Thursday, December 8, 2011

Dark Eden review

Description: Fifteen-year-old Will Besting is sent by his doctor to Fort Eden, an institution meant to help patients suffering from crippling phobias. Once there, Will and six other teenagers take turns in mysterious fear chambers and confront their worst nightmares—with the help of the group facilitator, Rainsford, an enigmatic guide. When the patients emerge from the chamber, they feel emboldened by the previous night's experiences. But each person soon discovers strange, unexplained aches and pains. . . . What is really happening to the seven teens trapped in this dark Eden?
Patrick Carman's Dark Eden is a provocative exploration of fear, betrayal, memory, and— ultimately—immortality.

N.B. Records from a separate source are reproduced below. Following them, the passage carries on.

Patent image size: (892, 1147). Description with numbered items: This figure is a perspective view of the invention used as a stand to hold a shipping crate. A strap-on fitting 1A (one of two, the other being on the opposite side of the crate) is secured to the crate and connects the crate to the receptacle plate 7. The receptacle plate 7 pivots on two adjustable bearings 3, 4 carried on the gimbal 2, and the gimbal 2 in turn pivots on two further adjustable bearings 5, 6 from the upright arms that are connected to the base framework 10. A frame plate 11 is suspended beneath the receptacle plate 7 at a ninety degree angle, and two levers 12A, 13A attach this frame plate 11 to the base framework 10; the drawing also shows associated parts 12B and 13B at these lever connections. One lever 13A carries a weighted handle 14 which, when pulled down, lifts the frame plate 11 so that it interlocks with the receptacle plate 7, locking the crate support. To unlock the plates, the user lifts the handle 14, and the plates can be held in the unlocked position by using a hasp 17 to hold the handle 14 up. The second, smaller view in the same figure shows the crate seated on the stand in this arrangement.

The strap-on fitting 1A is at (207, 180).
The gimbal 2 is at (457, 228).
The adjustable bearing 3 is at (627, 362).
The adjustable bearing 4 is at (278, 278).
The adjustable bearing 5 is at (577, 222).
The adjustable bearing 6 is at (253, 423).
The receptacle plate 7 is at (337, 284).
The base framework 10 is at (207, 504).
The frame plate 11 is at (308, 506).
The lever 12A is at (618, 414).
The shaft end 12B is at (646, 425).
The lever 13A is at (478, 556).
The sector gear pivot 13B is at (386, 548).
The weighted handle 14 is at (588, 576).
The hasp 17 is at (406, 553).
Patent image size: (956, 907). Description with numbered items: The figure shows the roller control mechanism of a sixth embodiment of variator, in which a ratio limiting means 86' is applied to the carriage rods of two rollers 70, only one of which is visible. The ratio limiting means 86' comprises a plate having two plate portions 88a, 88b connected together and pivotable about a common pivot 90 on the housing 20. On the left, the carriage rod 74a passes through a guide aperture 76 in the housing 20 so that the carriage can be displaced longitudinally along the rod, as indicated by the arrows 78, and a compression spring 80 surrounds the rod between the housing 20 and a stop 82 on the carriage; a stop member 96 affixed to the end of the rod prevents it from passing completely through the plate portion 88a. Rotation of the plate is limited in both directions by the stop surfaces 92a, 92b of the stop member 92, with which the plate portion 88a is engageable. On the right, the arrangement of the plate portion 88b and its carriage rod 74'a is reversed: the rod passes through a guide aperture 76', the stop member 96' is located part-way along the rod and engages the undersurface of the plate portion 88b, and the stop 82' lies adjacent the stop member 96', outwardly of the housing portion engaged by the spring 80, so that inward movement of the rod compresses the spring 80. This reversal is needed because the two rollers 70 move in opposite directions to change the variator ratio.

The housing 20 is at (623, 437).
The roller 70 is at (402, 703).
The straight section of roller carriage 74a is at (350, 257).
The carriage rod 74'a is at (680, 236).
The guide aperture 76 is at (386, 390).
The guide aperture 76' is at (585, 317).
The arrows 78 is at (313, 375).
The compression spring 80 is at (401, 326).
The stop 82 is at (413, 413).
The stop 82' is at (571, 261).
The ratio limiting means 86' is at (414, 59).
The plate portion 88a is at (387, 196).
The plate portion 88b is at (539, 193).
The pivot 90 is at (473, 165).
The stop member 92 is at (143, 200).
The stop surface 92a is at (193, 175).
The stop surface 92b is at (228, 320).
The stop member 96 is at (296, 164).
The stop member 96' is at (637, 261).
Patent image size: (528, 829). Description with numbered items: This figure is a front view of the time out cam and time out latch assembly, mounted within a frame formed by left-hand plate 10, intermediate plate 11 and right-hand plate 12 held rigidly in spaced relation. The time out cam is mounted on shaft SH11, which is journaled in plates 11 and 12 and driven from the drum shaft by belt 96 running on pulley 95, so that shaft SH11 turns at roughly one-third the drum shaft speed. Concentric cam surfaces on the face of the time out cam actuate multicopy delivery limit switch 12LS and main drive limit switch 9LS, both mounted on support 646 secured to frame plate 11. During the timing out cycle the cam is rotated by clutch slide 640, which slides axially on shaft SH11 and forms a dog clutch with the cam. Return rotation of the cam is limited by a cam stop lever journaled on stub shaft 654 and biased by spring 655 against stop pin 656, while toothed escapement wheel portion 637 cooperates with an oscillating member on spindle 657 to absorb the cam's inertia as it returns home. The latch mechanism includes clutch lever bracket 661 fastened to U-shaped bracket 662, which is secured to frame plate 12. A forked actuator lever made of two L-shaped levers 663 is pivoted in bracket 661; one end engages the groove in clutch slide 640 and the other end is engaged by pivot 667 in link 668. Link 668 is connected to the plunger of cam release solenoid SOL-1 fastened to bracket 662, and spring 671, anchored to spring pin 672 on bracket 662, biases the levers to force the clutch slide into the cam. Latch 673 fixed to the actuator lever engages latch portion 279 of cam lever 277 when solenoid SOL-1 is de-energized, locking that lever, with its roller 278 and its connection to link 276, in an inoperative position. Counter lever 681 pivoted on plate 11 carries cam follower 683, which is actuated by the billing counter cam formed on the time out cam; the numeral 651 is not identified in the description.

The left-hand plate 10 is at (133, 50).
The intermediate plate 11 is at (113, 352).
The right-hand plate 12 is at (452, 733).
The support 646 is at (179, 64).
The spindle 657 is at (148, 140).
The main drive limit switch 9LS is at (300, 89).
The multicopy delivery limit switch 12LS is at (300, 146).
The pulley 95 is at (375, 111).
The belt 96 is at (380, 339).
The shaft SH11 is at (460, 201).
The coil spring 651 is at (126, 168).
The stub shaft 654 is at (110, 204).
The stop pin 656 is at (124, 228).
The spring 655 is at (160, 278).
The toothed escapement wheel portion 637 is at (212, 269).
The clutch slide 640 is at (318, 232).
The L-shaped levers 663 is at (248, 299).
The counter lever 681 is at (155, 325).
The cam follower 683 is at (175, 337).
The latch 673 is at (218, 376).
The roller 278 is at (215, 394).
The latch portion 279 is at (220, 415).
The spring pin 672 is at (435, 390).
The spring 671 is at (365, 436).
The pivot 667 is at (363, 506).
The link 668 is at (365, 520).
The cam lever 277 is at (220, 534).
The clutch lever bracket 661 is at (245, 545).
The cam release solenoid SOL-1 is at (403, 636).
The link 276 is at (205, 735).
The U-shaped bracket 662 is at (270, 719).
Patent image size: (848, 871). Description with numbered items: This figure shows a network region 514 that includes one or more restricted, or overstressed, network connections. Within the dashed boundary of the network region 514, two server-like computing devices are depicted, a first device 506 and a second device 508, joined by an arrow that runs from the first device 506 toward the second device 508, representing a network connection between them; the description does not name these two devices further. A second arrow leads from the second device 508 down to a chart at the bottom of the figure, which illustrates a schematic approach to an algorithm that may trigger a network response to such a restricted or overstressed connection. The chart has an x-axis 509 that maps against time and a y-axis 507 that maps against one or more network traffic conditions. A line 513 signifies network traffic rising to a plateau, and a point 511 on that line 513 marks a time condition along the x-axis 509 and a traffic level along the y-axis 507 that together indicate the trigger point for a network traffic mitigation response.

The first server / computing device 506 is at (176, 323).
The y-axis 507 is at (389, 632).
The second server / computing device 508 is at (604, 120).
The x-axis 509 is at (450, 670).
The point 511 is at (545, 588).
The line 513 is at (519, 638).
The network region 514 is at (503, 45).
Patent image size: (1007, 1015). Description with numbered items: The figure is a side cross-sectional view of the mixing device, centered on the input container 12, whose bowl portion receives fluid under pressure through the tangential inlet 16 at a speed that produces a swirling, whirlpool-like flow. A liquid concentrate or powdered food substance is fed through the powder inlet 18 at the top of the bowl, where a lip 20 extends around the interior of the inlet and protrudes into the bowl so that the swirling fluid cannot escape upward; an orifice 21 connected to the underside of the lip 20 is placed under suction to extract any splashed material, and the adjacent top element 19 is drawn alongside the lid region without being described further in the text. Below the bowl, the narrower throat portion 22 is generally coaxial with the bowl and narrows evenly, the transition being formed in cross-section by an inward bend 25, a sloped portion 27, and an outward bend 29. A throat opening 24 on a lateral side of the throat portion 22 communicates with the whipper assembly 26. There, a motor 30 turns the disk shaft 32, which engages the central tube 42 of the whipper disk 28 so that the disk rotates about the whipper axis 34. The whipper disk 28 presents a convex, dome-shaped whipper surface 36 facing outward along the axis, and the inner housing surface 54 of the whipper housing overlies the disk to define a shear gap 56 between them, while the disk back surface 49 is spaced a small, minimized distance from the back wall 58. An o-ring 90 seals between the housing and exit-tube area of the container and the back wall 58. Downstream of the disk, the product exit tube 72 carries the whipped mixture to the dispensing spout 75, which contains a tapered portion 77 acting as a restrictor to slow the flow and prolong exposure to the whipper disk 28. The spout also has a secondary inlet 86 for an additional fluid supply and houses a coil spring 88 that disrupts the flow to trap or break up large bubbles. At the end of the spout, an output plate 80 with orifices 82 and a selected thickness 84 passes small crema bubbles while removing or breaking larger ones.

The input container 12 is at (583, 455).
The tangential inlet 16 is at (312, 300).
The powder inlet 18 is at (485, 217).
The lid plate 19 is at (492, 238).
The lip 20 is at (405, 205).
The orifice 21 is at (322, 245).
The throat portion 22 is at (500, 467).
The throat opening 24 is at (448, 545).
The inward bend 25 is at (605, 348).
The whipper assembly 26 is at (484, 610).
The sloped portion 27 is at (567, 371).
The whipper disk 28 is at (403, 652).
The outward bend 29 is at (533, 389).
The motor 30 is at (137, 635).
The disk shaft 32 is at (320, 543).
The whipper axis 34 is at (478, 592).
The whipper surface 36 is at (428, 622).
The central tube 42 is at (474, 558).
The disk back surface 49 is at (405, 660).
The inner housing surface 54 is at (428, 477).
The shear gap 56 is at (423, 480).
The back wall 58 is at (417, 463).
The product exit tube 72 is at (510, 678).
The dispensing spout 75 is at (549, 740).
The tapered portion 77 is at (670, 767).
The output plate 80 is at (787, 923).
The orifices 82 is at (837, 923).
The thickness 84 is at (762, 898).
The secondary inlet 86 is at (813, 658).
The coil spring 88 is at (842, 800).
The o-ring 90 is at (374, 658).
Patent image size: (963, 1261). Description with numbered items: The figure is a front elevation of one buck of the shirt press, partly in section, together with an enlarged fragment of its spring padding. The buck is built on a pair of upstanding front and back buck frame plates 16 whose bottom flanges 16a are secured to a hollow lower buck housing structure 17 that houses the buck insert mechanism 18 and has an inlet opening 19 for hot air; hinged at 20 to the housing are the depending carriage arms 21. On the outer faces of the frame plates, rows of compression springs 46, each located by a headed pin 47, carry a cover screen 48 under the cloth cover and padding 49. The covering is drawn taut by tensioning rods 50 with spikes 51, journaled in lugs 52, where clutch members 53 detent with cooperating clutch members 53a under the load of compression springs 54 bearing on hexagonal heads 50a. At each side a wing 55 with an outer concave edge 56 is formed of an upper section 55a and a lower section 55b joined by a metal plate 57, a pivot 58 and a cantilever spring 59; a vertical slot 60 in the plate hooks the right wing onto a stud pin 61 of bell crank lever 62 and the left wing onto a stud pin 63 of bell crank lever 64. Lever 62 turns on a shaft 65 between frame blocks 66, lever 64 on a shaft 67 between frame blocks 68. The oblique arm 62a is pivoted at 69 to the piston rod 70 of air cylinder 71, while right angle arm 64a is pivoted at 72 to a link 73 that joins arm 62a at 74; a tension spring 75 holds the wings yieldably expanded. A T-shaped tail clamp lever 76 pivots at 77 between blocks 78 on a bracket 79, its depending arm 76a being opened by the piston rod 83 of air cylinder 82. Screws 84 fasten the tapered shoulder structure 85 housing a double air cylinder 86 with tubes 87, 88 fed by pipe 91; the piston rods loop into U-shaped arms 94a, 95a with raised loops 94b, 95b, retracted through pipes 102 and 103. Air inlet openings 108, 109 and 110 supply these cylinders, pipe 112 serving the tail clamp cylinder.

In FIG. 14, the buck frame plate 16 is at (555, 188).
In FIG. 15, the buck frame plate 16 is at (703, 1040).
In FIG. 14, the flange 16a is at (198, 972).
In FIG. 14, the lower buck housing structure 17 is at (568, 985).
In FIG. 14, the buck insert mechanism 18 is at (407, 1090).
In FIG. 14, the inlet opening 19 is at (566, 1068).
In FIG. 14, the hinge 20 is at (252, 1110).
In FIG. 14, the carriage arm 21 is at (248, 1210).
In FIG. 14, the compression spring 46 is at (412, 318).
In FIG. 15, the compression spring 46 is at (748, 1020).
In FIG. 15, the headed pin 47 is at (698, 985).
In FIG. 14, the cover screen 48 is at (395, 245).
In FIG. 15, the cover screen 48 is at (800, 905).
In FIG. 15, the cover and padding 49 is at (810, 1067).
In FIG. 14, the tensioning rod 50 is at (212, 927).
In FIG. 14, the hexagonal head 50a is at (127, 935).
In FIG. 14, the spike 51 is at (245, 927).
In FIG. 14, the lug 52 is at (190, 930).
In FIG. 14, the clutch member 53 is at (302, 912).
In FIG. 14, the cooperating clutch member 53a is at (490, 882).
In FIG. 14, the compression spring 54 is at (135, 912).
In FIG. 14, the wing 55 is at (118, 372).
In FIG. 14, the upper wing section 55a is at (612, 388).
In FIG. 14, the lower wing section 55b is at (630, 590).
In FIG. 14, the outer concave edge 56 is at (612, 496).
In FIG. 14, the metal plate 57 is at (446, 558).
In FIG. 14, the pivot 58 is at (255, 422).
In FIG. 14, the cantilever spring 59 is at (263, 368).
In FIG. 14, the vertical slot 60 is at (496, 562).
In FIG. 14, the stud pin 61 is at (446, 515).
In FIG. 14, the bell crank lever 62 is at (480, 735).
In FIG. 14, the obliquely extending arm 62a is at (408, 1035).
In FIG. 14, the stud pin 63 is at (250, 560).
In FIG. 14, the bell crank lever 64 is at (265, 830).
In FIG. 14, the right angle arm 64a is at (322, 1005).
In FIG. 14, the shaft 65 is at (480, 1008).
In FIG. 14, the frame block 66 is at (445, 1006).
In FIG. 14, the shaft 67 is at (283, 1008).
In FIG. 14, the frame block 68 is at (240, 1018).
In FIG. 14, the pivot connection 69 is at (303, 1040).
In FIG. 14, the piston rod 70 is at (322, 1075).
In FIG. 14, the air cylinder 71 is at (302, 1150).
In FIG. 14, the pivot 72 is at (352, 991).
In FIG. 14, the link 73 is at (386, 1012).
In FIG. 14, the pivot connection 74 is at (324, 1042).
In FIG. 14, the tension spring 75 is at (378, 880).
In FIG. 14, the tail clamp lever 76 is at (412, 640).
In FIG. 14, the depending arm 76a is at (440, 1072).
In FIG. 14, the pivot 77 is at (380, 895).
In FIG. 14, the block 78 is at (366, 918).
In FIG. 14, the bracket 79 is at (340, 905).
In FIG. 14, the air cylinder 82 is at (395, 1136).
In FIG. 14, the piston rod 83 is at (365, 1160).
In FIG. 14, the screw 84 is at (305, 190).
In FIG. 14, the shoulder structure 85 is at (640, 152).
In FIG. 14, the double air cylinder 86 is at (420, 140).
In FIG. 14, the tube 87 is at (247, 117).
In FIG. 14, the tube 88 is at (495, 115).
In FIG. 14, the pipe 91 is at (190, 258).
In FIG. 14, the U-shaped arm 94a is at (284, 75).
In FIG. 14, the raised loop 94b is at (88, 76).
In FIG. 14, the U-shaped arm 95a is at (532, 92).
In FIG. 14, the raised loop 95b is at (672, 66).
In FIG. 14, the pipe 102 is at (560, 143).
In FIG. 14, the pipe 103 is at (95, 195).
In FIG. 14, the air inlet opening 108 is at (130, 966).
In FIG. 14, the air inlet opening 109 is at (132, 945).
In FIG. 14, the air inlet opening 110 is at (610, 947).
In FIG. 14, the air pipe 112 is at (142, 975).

My thoughts: The mystery aspect of the story was what made me hold my opinion until the end. There was something very wrong going on at the Dark Eden institution, and all but fifteen-year-old Will Besting knew about it (excluding the creepy people who where in on it). This Rainsford guy was finding a way to take away people’s fears, but it was replaced with something worse. And what it was replaced with was actually kind of scary, but when it was revealed what Rainsford could do and why he could do it, nothing made sense. It was just really random. It was random enough that the last few chapters messed up the whole story for me. I just don’t like stories that have parts that don’t make sense to me, and that’s how Dark Eden made me feel, unfortunately.